1) Like we can see in the picture, the splitting due to the applied field will cause 4 new levels. Only transitions which obey the selection rules can happen (|\Delta m_J| = 1), and since the splitting between neighbouring levels are the same, only one frequency will be absorbed. This would be the one with energy g_J*µ_B*\|\Delta m_J|*B = 0.8*5.788(eV/T)*1*2T = 92,61 µeV.
2) The levels are again splitted symmetrically around their original level, but now with an energy difference of A*m_I*m_J. The extra selection rule |\Delta m_I|=0 now also has to be satisfied.
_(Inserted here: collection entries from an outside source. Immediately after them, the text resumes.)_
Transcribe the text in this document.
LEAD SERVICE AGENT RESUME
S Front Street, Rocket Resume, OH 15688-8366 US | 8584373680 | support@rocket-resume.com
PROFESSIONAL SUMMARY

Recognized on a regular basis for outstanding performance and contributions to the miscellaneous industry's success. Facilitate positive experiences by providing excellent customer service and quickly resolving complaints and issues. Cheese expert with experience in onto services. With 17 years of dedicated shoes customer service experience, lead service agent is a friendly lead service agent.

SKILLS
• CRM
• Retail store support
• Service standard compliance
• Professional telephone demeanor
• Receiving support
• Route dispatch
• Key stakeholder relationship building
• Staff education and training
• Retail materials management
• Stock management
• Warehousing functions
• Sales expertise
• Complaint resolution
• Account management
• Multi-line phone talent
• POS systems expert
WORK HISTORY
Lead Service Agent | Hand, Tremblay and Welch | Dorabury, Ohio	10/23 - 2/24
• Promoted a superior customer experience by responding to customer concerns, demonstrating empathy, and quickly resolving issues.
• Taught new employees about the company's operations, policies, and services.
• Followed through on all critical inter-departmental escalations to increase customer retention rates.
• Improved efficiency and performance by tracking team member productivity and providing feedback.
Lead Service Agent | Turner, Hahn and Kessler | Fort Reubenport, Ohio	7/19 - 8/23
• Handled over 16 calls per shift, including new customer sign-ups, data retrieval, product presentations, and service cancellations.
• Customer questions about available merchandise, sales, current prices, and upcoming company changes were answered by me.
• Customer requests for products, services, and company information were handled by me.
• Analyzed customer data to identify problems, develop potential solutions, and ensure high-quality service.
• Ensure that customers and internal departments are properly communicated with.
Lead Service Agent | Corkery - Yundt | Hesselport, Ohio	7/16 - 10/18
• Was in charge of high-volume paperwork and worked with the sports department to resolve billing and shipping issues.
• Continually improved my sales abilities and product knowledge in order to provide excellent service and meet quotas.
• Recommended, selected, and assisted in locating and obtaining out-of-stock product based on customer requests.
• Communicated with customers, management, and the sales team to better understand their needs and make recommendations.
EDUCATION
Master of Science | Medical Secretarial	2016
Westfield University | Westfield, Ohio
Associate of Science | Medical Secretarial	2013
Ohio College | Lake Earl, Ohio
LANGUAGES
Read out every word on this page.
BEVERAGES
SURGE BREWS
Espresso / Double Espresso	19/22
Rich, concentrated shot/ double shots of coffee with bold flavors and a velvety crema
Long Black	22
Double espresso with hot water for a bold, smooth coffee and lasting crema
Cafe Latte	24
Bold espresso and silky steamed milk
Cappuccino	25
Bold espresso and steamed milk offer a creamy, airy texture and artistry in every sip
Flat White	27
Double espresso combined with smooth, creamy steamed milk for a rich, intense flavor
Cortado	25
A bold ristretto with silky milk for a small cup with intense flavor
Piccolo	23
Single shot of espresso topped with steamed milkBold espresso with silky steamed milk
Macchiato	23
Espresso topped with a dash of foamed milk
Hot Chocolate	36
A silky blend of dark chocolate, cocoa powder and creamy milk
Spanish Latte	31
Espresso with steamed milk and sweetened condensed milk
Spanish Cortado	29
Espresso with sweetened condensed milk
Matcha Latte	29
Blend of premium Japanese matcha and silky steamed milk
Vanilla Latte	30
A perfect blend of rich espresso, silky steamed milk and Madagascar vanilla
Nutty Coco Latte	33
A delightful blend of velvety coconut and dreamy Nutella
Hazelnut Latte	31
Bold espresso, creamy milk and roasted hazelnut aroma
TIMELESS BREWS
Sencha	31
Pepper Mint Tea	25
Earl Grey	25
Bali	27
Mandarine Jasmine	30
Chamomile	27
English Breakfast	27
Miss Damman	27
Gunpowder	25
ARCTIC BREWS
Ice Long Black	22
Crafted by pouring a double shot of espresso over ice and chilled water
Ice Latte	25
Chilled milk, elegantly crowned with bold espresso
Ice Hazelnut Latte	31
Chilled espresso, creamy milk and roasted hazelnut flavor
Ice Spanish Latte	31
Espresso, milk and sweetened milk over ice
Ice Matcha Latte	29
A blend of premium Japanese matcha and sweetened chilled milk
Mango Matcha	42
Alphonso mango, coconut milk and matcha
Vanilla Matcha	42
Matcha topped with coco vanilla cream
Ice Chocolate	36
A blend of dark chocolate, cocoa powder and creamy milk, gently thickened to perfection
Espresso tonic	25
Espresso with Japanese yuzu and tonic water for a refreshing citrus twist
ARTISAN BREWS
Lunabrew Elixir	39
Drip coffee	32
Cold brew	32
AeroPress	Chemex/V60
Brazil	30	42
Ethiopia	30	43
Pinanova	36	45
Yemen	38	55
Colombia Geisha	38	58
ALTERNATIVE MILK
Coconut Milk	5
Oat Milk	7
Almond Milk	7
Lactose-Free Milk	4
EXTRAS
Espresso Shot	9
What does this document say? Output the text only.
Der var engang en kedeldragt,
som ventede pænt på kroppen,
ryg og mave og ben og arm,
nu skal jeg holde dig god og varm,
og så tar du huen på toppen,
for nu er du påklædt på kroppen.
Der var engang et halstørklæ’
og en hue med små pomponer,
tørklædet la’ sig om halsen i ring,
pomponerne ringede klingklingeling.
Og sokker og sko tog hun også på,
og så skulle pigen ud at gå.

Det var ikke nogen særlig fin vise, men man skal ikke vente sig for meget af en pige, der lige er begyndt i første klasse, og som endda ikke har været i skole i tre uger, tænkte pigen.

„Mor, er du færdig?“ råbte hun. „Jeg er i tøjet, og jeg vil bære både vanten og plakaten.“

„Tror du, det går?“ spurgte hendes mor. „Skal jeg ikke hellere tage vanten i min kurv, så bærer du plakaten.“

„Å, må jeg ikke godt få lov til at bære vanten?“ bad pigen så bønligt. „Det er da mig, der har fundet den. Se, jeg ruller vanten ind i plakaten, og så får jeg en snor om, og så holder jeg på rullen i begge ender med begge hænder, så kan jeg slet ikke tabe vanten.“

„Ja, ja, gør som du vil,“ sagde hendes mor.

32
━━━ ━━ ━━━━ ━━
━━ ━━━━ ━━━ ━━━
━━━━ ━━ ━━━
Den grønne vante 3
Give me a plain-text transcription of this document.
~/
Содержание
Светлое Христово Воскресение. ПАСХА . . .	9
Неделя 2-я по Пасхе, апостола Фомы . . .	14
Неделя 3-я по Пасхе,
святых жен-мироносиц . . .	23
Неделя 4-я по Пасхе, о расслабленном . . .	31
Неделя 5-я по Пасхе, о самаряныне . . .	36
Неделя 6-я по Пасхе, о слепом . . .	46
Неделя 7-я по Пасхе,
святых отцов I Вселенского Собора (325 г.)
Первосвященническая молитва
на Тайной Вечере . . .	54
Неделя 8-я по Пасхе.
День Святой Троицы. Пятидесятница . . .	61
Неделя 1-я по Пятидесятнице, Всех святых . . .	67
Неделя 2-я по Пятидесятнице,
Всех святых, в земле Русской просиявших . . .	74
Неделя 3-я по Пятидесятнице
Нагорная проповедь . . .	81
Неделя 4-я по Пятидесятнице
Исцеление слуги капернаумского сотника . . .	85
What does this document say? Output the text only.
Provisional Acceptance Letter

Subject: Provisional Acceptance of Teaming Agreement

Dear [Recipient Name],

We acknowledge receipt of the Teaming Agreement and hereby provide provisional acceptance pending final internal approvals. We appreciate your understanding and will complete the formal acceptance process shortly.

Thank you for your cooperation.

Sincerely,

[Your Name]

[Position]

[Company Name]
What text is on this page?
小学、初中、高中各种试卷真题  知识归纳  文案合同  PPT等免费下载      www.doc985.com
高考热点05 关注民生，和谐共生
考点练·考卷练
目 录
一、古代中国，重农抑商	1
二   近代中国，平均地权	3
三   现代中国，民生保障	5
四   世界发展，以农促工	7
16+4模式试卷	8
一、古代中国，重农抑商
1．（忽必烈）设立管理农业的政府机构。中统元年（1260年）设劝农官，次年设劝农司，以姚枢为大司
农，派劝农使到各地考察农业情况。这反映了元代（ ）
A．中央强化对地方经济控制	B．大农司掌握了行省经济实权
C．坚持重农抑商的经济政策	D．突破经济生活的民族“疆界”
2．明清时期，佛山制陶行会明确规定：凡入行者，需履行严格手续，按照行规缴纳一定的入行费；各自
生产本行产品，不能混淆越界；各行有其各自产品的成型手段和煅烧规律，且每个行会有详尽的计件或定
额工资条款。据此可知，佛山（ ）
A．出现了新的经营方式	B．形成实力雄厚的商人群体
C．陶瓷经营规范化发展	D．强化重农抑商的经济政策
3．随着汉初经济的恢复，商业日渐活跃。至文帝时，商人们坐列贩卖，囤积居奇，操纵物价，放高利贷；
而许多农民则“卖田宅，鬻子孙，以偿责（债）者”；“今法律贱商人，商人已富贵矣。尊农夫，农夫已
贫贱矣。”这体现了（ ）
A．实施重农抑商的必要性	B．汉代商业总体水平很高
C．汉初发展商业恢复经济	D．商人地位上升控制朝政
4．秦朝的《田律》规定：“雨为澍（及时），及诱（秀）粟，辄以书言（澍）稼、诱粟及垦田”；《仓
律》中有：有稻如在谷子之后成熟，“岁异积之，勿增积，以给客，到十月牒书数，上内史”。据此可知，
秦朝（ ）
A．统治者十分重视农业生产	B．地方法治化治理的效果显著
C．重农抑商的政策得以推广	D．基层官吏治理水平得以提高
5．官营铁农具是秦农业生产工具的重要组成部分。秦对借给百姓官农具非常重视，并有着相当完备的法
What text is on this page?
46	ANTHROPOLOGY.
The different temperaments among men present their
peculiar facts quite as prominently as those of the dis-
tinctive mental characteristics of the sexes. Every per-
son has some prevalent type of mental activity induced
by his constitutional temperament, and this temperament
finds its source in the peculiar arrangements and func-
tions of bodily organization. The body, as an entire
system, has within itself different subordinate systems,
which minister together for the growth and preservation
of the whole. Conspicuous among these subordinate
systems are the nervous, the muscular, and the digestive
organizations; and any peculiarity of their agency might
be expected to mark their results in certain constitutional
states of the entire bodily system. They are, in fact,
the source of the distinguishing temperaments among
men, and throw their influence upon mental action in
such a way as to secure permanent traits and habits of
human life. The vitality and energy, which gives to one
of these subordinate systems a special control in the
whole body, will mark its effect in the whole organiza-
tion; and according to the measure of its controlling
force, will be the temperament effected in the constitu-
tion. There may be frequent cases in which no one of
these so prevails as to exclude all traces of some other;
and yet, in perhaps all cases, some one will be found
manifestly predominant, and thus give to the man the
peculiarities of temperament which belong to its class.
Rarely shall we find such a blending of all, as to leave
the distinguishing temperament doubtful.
We will calculate following transitions (notation = (m_J, m_I):
a) (-3/2, 1/2) to (-1/2, 1/2)
b) (-3/2, -1/2) to (-1/2, -1/2)
c) (-1/2, 1/2) to (1/2, 1/2)
d) (-1/2, -1/2) to (1/2, -1/2)
Because of the symmetrical splitting, we can already conclude that c and d will be the same.
The energy levels have an energy E(m_I m_J) = -g_J*µ_B*m_J*B + A*m_I*m_J with A=g*\mu_N*B_hf/J. From this we can calculate the differences with ease:
\DeltaE = -g_J*µ_B*B*(m_J-m_J’) + A*m_I*(m_J-m_J’)
a) 46,25 µeV
b) 46,35 µeV
c=d) 92,56 µeV